It can be a challenge for older adults to get appointments to see their doctor in a timely manner, especially with the surge of people scheduling screenings and physicals postponed by the coronavirus pandemic. But regular care for chronic and other illnesses is a critical component of prevention and treatment for medical conditions seniors are more likely to develop. Concierge medicine is an emerging model for health care that may offer patients more personalized care, same-day appointments, and 24-hour access to a physician for a monthly or quarterly fee.
According to a recent Seniors Matter report, concierge care, sometimes referred to as direct primary care or subscription-based care was developed in the late 1990s in response to long wait times for appointments and rushed visits common in more traditional practices. Although prices for concierge medicine have come down since its inception, it is still expensive and accessible to mainly high-income people.

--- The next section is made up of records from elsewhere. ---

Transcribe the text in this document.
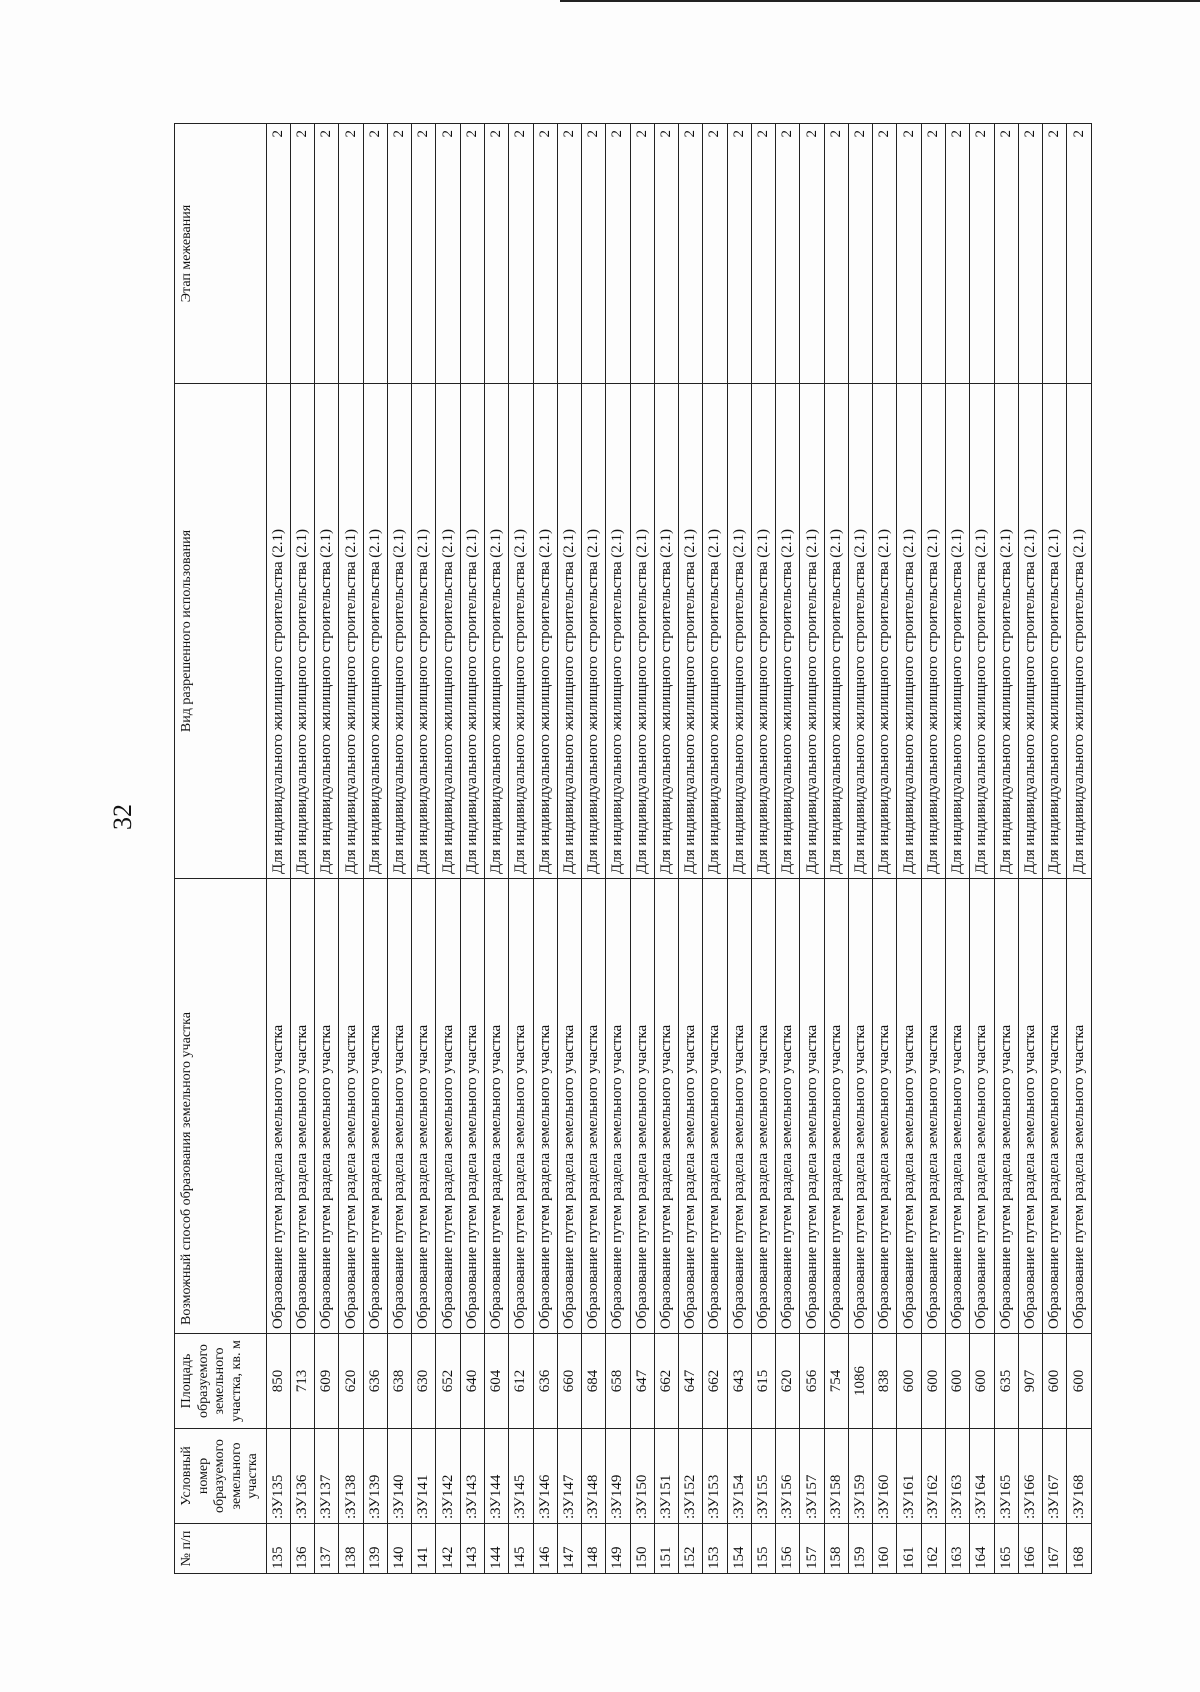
32
№ п/п	Условный номер образуемого земельного участка	Площадь образуемого земельного участка, кв. м	Возможный способ образования земельного участка	Вид разрешенного использования	Этап межевания
135	:ЗУ135	850	Образование путем раздела земельного участка	Для индивидуального жилищного строительства (2.1)	2
136	:ЗУ136	713	Образование путем раздела земельного участка	Для индивидуального жилищного строительства (2.1)	2
137	:ЗУ137	609	Образование путем раздела земельного участка	Для индивидуального жилищного строительства (2.1)	2
138	:ЗУ138	620	Образование путем раздела земельного участка	Для индивидуального жилищного строительства (2.1)	2
139	:ЗУ139	636	Образование путем раздела земельного участка	Для индивидуального жилищного строительства (2.1)	2
140	:ЗУ140	638	Образование путем раздела земельного участка	Для индивидуального жилищного строительства (2.1)	2
141	:ЗУ141	630	Образование путем раздела земельного участка	Для индивидуального жилищного строительства (2.1)	2
142	:ЗУ142	652	Образование путем раздела земельного участка	Для индивидуального жилищного строительства (2.1)	2
143	:ЗУ143	640	Образование путем раздела земельного участка	Для индивидуального жилищного строительства (2.1)	2
144	:ЗУ144	604	Образование путем раздела земельного участка	Для индивидуального жилищного строительства (2.1)	2
145	:ЗУ145	612	Образование путем раздела земельного участка	Для индивидуального жилищного строительства (2.1)	2
146	:ЗУ146	636	Образование путем раздела земельного участка	Для индивидуального жилищного строительства (2.1)	2
147	:ЗУ147	660	Образование путем раздела земельного участка	Для индивидуального жилищного строительства (2.1)	2
148	:ЗУ148	684	Образование путем раздела земельного участка	Для индивидуального жилищного строительства (2.1)	2
149	:ЗУ149	658	Образование путем раздела земельного участка	Для индивидуального жилищного строительства (2.1)	2
150	:ЗУ150	647	Образование путем раздела земельного участка	Для индивидуального жилищного строительства (2.1)	2
151	:ЗУ151	662	Образование путем раздела земельного участка	Для индивидуального жилищного строительства (2.1)	2
152	:ЗУ152	647	Образование путем раздела земельного участка	Для индивидуального жилищного строительства (2.1)	2
153	:ЗУ153	662	Образование путем раздела земельного участка	Для индивидуального жилищного строительства (2.1)	2
154	:ЗУ154	643	Образование путем раздела земельного участка	Для индивидуального жилищного строительства (2.1)	2
155	:ЗУ155	615	Образование путем раздела земельного участка	Для индивидуального жилищного строительства (2.1)	2
156	:ЗУ156	620	Образование путем раздела земельного участка	Для индивидуального жилищного строительства (2.1)	2
157	:ЗУ157	656	Образование путем раздела земельного участка	Для индивидуального жилищного строительства (2.1)	2
158	:ЗУ158	754	Образование путем раздела земельного участка	Для индивидуального жилищного строительства (2.1)	2
159	:ЗУ159	1086	Образование путем раздела земельного участка	Для индивидуального жилищного строительства (2.1)	2
160	:ЗУ160	838	Образование путем раздела земельного участка	Для индивидуального жилищного строительства (2.1)	2
161	:ЗУ161	600	Образование путем раздела земельного участка	Для индивидуального жилищного строительства (2.1)	2
162	:ЗУ162	600	Образование путем раздела земельного участка	Для индивидуального жилищного строительства (2.1)	2
163	:ЗУ163	600	Образование путем раздела земельного участка	Для индивидуального жилищного строительства (2.1)	2
164	:ЗУ164	600	Образование путем раздела земельного участка	Для индивидуального жилищного строительства (2.1)	2
165	:ЗУ165	635	Образование путем раздела земельного участка	Для индивидуального жилищного строительства (2.1)	2
166	:ЗУ166	907	Образование путем раздела земельного участка	Для индивидуального жилищного строительства (2.1)	2
167	:ЗУ167	600	Образование путем раздела земельного участка	Для индивидуального жилищного строительства (2.1)	2
168	:ЗУ168	600	Образование путем раздела земельного участка	Для индивидуального жилищного строительства (2.1)	2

As the model evolves direct primary care services are becoming more affordable and common. But not all tests and screenings are covered by insurance – the services have a wide range in cost but in some cases, there may be savings for older adults who visit the doctor frequently or require procedures that are covered in the subscription fee.
More personalized care is associated with fewer hospitalization and a greater rate of early screening and diagnosing of chronic health problems such as diabetes, cardiovascular disease, or dementia when treatment is most beneficial. Patients with dementia are often more comfortable when they see the same doctor at their regular appointments, but patients should also understand there may be times a referral to a specialist is required.

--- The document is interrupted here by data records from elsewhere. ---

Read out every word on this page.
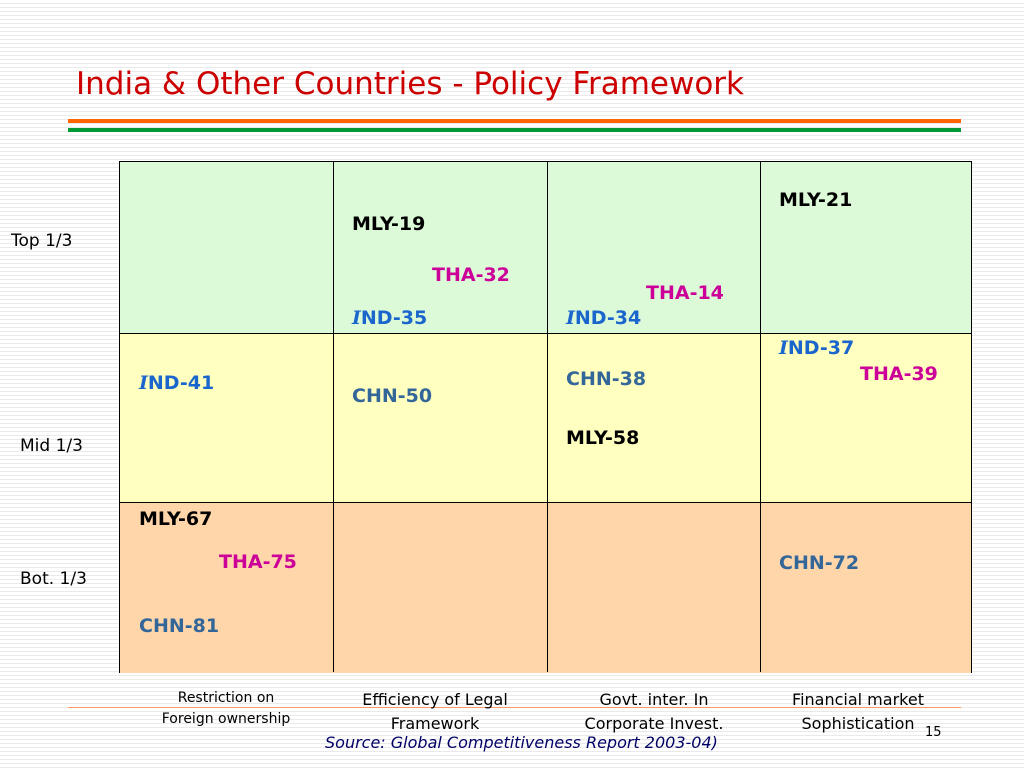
India & Other Countries - Policy Framework
Top 1/3
Mid 1/3
Bot. 1/3
IND-41
MLY-67
THA-75
CHN-81
MLY-19
THA-32
IND-35
CHN-50
THA-14
IND-34
CHN-38
MLY-58
MLY-21
IND-37
THA-39
CHN-72
Restriction on
Foreign ownership
Efficiency of Legal
Framework
Govt. inter. In
Corporate Invest.
Financial market
Sophistication
Source: Global Competitiveness Report 2003-04)
15
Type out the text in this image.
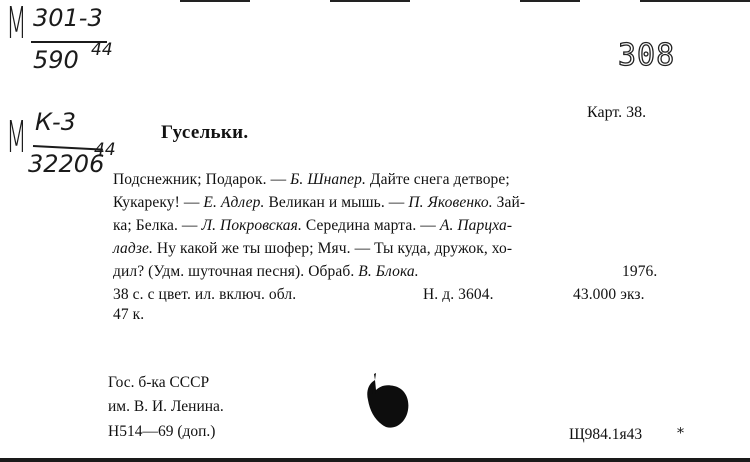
М 301-3
590 44
М К-3
32206
44
308
Карт. 38.
Гусельки.
Подснежник; Подарок. — Б. Шнапер. Дайте снега детворе;
Кукареку! — Е. Адлер. Великан и мышь. — П. Яковенко. Зай-
ка; Белка. — Л. Покровская. Середина марта. — А. Парцха-
ладзе. Ну какой же ты шофер; Мяч. — Ты куда, дружок, хо-
дил? (Удм. шуточная песня). Обраб. В. Блока.
38 с. с цвет. ил. включ. обл.
1976.
Н. д. 3604.	43.000 экз.
47 к.
Гос. б-ка СССР
им. В. И. Ленина.
Н514—69 (доп.)	Щ984.1я43 ⁎
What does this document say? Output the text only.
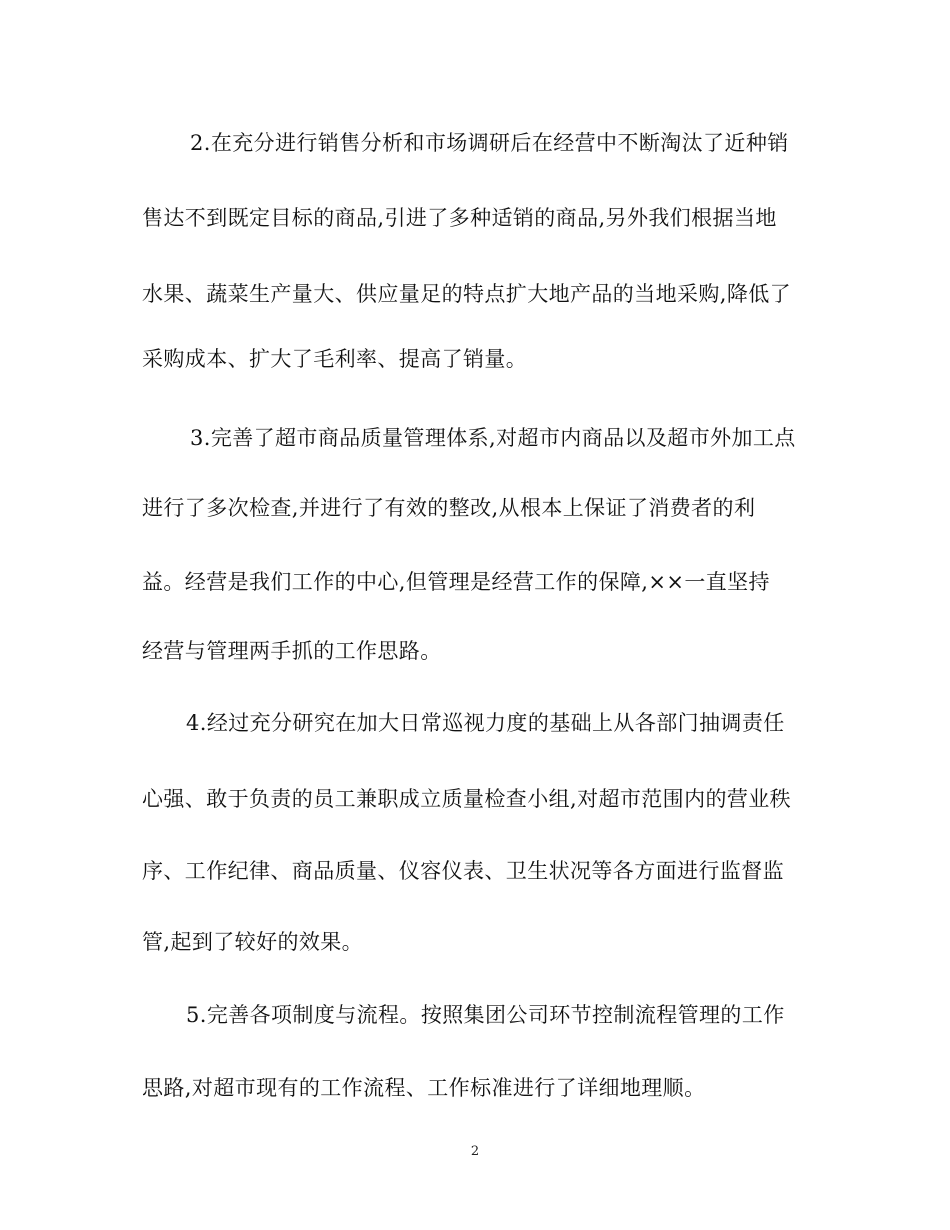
2.在充分进行销售分析和市场调研后在经营中不断淘汰了近种销
售达不到既定目标的商品,引进了多种适销的商品,另外我们根据当地
水果、蔬菜生产量大、供应量足的特点扩大地产品的当地采购,降低了
采购成本、扩大了毛利率、提高了销量。
3.完善了超市商品质量管理体系,对超市内商品以及超市外加工点
进行了多次检查,并进行了有效的整改,从根本上保证了消费者的利
益。经营是我们工作的中心,但管理是经营工作的保障,××一直坚持
经营与管理两手抓的工作思路。
4.经过充分研究在加大日常巡视力度的基础上从各部门抽调责任
心强、敢于负责的员工兼职成立质量检查小组,对超市范围内的营业秩
序、工作纪律、商品质量、仪容仪表、卫生状况等各方面进行监督监
管,起到了较好的效果。
5.完善各项制度与流程。按照集团公司环节控制流程管理的工作
思路,对超市现有的工作流程、工作标准进行了详细地理顺。
2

Anyone considering a subscription-based healthcare service should clearly understand the fee structure, commitment, and coverage. It is a good idea to talk with the provider with who you will be interacting most frequently to ensure they are a good fit and meet your needs. Doctors’ specialties and training are also important when considering a new health care provider.
Critics of private health care providers argue that concierge medicine is pulling doctors away from public systems that are already stretched thin with burnout from the pandemic. And lower-income people will face diminishing access to healthcare services.